The school district recently celebrated its top middle school and high school teachers, as measured by student test scores.
The public recognition for teachers whose students scored at least 10 percent above the state average on the 2018 AzMerit test came in the wake of a report indicating that one in four teacher jobs this year are either unfilled or filled by someone without the normal credentials and training in the subject.
But first the good news.
Payson High School and Payson Center for Success have a host of teachers whose students beat the state average in the AzMerit test for their subject and grade level.
Those teachers in English Language Arts included Kris Seeley, Laura Hacker, Brianne Diego, Dorothy deMasi, Ronnie Richie, Janice Hoyt, Amber Mathews, Shawnee Bauer, Michelle Kirby, Kim Young, Katie Parks, Shelli Creighton, Greg Lenon, David Gerber and Barbara Walls.
Teachers in mathematics included Dorothy deMasi, Deb Jones, Barb DeWeese, and Nicole Ward.
Highly successful kindergarten teachers as measured by student scores included Kris Seely, with 84 percent in reading.
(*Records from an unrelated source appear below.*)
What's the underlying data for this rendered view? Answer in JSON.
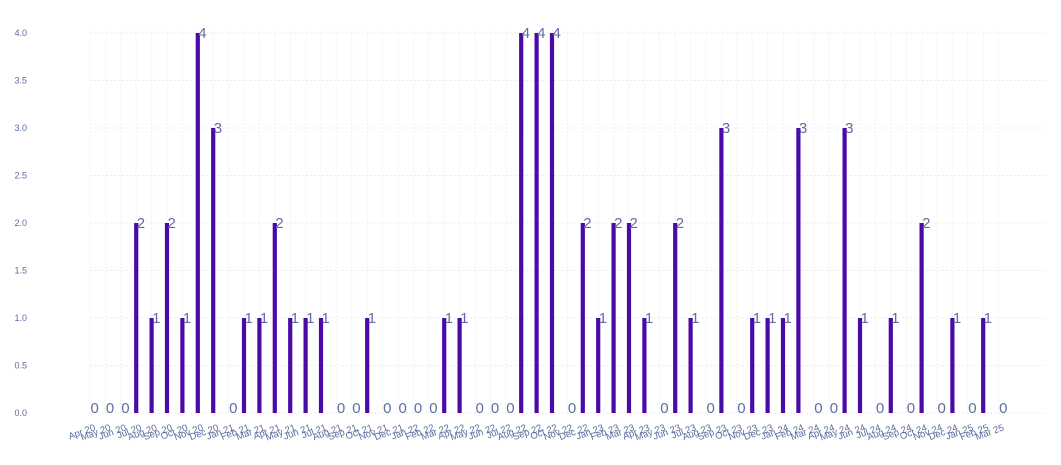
{
  "chart_data": {
    "type": "bar",
    "title": "",
    "xlabel": "",
    "ylabel": "",
    "ylim": [
      0,
      4.0
    ],
    "yticks": [
      "0.0",
      "0.5",
      "1.0",
      "1.5",
      "2.0",
      "2.5",
      "3.0",
      "3.5",
      "4.0"
    ],
    "grid": true,
    "bar_color": "#4b0aa7",
    "categories": [
      "Apr 20",
      "May 20",
      "Jun 20",
      "Jul 20",
      "Aug 20",
      "Sep 20",
      "Oct 20",
      "Nov 20",
      "Dec 20",
      "Jan 21",
      "Feb 21",
      "Mar 21",
      "Apr 21",
      "May 21",
      "Jun 21",
      "Jul 21",
      "Aug 21",
      "Sep 21",
      "Oct 21",
      "Nov 21",
      "Dec 21",
      "Jan 22",
      "Feb 22",
      "Mar 22",
      "Apr 22",
      "May 22",
      "Jun 22",
      "Jul 22",
      "Aug 22",
      "Sep 22",
      "Oct 22",
      "Nov 22",
      "Dec 22",
      "Jan 23",
      "Feb 23",
      "Mar 23",
      "Apr 23",
      "May 23",
      "Jun 23",
      "Jul 23",
      "Aug 23",
      "Sep 23",
      "Oct 23",
      "Nov 23",
      "Dec 23",
      "Jan 24",
      "Feb 24",
      "Mar 24",
      "Apr 24",
      "May 24",
      "Jun 24",
      "Jul 24",
      "Aug 24",
      "Sep 24",
      "Oct 24",
      "Nov 24",
      "Dec 24",
      "Jan 25",
      "Feb 25",
      "Mar 25"
    ],
    "values": [
      0,
      0,
      0,
      2,
      1,
      2,
      1,
      4,
      3,
      0,
      1,
      1,
      2,
      1,
      1,
      1,
      0,
      0,
      1,
      0,
      0,
      0,
      0,
      1,
      1,
      0,
      0,
      0,
      4,
      4,
      4,
      0,
      2,
      1,
      2,
      2,
      1,
      0,
      2,
      1,
      0,
      3,
      0,
      1,
      1,
      1,
      3,
      0,
      0,
      3,
      1,
      0,
      1,
      0,
      2,
      0,
      1,
      0,
      1,
      0
    ]
  }
}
First-grade teachers with high student performance included Laura Hacker (85 percent in reading) and Brianne Diego (89 percent in math). In second grade, Dorothy deMasi’s students received 96 percent in reading and 92 percent in math.
In Rim Country Middle School, “exemplary” teachers include Shelli Creighton, Greg Lenon and Katie Parks in English and Nicole Ward in math.
Payson Unified School District Student Achievement Director Brenda Case commented, “We are honoring professors who ARE the ultimate student motivators, the masters of hard work and the heroes who do not fear a challenge.
“They are not only masters of content, but teach students how to learn successfully. This is an art and the science of explicit strategic instruction. The outcome is high student achievement.”
After years of stagnant pay, almost all the district’s teachers this year got a 10 percent pay raise. However, the raise was spread equally throughout the entire staff. The district’s merit pay system also ensures that virtually every teacher also received a merit pay bonus this year — with no adjustment for the teachers whose students got higher test scores.
The statewide pay raise for most teachers and the end to years of deep cuts has so far done little to reverse a growing shortage of traditionally trained teachers. The Arizona Legislature responded to the shortage last year by effectively waiving most credentialing and training requirements for most classroom teachers. This year, the Legislature approved a 20 percent pay raise phased in over the next three years. However, despite the increases in overall education funding in Arizona in the past two years, the state is still spending about $1 billion less in inflation-adjusted dollars than it did before the recession.
A report by the Arizona School Personnel Administrators Association this year surveyed 178 school districts and charter schools, which said they still needed to fill 6,227 slots for teachers four weeks into the school year.
Districts have filled about half of those slots with interns and people with emergency credentials, which means they don’t meet the normal training requirements in their subject matter. Another 1,500 slots were filled with long-term substitutes while about 1,500 remain vacant.
The number of classroom instructors without the traditional credentials has increased about 400 percent in the past several years.
Meanwhile, 350 newly hired teachers have already quit and another 100 never showed up for the first day of work.
However, the number of unfilled vacancies actually declined by about 1,000 from the year before, according to the report.
PUSD Superintendent Greg Wyman said the district managed to fill all its teaching slots this year, without a heavy reliance on long-term substitutes or emergency credentials. Payson generally has teachers with a couple of years more experience than the state average, although they generally get paid below the state average, according to data from the Arizona auditor general’s school report card.
The Morrison Institute for Public Policy recently completed a report on the teacher shortage and concluded that when adjusted for inflation, pay for elementary school teachers in Arizona has dropped 14 percent since 2000 and pay for secondary school teachers has dropped 11 percent.
Adjusted for cost of living, Arizona teacher salaries ranked 49th nationally — although that figure doesn’t take into account this year’s pay raises.
Nationally, elementary school teachers make $57,000, compared to $45,000 in Arizona. Secondary teachers nationally make $59,000 compared to $48,000 in Arizona.
Compare that to other professions with a similar amount of training. Accountants make $65,000, civil engineers make $81,000, occupational therapists make $91,000, physician assistants make $101,000.
The pay raise for teachers this year came after educators statewide staged a strike that in Payson closed school for two days. Teachers converged on the state Capitol during the budget deliberations, prompting lawmakers to put the first sizable infusion of new money into school since making the deepest cuts in the nation during the recession.
Teachers backed the Red for Ed movement which also circulated petitions to put on the ballot a measure that would have boosted the state income tax rate on incomes above $250,000 from about 4 percent to about 8 percent — generating enough money to replace all the cuts made since the recession on a per-student basis. However, opponents successfully challenged the signature petitions. A judge agreed the language on the petitions didn’t accurately describe the size of the tax increase that would result from passage of the proposition.